Garden party: Campus rain garden celebrates its first birthday on Earth Day

White boxes in front of Ambler Recreation Center hold monitoring equipment used to measure the effectiveness of water collected for the KU rain garden.

Flower bed tiers at the KU Rain Garden located in front of Ambler Student Recreation Center. Rain water from the center's roof is diverted into the garden through underground pipe.

The flower beds of the KU Rain Garden located in front of Ambler Student Recreation Center have identification signs for each type of plant used.

While it’s not much to look at right now, an unassuming corner of the front lawn of the Ambler Student Recreation Center at Kansas University will soon be bursting with vibrantly colored aromatic aster, black-eyed susans and crested iris. The near-to-blooming flowers are just a few of the 2,500 plants from 18 species in the 5,200-square-foot cornucopia across the street from Allen Fieldhouse.

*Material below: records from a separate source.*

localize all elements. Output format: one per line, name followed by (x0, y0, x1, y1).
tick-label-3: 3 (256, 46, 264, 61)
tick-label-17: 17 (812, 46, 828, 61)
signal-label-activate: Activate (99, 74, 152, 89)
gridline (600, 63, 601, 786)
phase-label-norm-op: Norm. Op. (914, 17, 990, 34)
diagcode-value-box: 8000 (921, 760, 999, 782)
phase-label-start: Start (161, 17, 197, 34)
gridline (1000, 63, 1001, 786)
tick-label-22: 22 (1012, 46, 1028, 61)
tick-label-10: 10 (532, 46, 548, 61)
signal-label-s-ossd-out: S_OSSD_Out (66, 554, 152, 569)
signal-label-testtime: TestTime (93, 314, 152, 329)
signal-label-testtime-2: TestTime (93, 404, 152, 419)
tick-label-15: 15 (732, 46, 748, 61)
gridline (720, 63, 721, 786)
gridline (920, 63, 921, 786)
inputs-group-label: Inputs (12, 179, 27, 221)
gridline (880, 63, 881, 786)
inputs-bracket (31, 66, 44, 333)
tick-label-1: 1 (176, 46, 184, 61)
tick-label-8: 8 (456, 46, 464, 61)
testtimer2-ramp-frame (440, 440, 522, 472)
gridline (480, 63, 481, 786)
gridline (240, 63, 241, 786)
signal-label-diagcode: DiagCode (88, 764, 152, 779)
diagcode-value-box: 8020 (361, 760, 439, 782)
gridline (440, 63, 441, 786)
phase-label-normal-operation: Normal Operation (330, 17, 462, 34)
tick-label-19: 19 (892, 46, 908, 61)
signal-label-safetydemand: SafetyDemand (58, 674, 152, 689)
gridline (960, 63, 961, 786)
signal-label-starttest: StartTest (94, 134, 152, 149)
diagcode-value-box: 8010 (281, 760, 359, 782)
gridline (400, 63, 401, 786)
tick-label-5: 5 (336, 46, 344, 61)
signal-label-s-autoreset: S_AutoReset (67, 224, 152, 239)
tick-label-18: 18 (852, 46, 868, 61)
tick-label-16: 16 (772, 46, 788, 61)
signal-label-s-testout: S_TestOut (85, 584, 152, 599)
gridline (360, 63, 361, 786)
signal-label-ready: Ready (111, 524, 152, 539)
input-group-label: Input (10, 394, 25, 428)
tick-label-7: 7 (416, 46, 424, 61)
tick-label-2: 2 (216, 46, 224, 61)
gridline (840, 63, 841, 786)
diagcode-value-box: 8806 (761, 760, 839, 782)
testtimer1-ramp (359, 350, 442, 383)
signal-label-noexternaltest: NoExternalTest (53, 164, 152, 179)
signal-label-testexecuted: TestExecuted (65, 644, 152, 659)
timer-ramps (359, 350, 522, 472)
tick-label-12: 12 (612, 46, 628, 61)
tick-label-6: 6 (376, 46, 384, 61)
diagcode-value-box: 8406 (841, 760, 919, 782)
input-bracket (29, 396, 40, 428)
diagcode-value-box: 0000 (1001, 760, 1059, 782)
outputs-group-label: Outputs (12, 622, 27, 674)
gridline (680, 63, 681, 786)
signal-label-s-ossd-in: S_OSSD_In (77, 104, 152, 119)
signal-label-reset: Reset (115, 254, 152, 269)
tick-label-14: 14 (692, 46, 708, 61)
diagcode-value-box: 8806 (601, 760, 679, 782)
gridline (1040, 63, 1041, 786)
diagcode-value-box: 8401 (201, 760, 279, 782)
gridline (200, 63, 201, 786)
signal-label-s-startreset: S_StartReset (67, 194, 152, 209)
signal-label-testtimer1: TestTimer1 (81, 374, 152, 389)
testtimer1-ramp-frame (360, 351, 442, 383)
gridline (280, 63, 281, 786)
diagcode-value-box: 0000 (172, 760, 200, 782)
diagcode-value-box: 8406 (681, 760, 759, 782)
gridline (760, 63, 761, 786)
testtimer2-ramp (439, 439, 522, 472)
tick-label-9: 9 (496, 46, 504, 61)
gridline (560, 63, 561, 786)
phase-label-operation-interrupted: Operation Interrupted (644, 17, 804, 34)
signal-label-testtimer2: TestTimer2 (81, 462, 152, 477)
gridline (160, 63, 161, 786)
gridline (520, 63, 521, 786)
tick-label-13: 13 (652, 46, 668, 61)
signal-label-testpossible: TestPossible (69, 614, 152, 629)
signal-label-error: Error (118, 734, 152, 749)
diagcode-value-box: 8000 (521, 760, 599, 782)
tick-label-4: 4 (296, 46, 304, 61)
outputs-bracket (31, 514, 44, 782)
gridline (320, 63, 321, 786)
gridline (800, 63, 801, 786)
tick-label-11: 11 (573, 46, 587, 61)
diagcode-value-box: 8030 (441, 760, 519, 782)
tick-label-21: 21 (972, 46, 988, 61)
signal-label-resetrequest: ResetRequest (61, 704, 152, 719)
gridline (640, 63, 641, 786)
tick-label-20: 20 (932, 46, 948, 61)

This massive bouquet of nature’s bounty belongs to a garden that will celebrate its first full year on Earth Day. It’s a fitting birthday since the plot is a bit of an eco-gardening wonder. Known as the Student Rain Garden, its planters are hoping it might inspire a sustainable revolution in landscaping.

Rain gardens funnel and absorb storm water from impervious urban areas like sidewalks, driveways and – in this instance – the roof of the recreation center. This helps naturally filter the storm runoff back into the water table rather than the sewers. “It’s basically a depression that can collect that initial flush of rain water,” says Jeff Severin, director of the KU Center for Sustainability, who helped organize the garden’s creation. “They’re typically designed with native plants and other kinds of tolerable species that can also help filter any pollutants in that water. So basically it’s an urban storm water management tool that people can use in their yards on a small scale or, in the case of the campus garden, can be used in a pretty large scale. Ours is kind of different because it’s huge.”

The rain garden was conceived back in 2007 as a far more modest endeavor by environmentally minded students.

“At the time it was a very small idea and a very small rain garden, then it turned into a big idea and a very large rain garden,” recalls Laura Foster, architecture grad student at KU who was then a member of Emerging Green Builders, the student organization integral in making the rain garden happen.

The project grew in scope thanks to the eager participation of the recreation center, who decided to fold the construction of the garden into its 2008 expansion. By early last year, two limestone-bounded tiers were completed, and the inaugural planting was held on Earth Day. Nearly 200 members of the campus and larger Lawrence community rolled up their sleeves and pitched in. “To see that many people out helping, supporting the student-led initiative – everyone was really proud of what we were able to accomplish,” Severin says. “The students really saw that as something tangible from their experience at KU, to say that they were part of this project that’s going to provide water quality benefits, and a really great use of native plants for landscaping, that people can enjoy for years to come.”

That the unveiling was on Earth Day was no coincidence.

“It was good to have this sense of community within KU that everybody was excited to come out and plant a plant on Earth Day,” Foster says. “I know we celebrate Earth Day every year, but you don’t often get your hands dirty to celebrate it. The Earth doesn’t necessarily appreciate it when you just celebrate it – it also wants some love in return. So planting it on that day was a very good thing.”

And the influence of the Student Rain Garden might extend well beyond the KU community. It’s one of four rain gardens in Kansas currently being studied as a prototype by respected Kansas City eco-architecture firm BNIM and researchers from Kansas State University. “It’s really exciting that K-State has to come to KU to look at something,” adds Foster with a bit of playful school pride.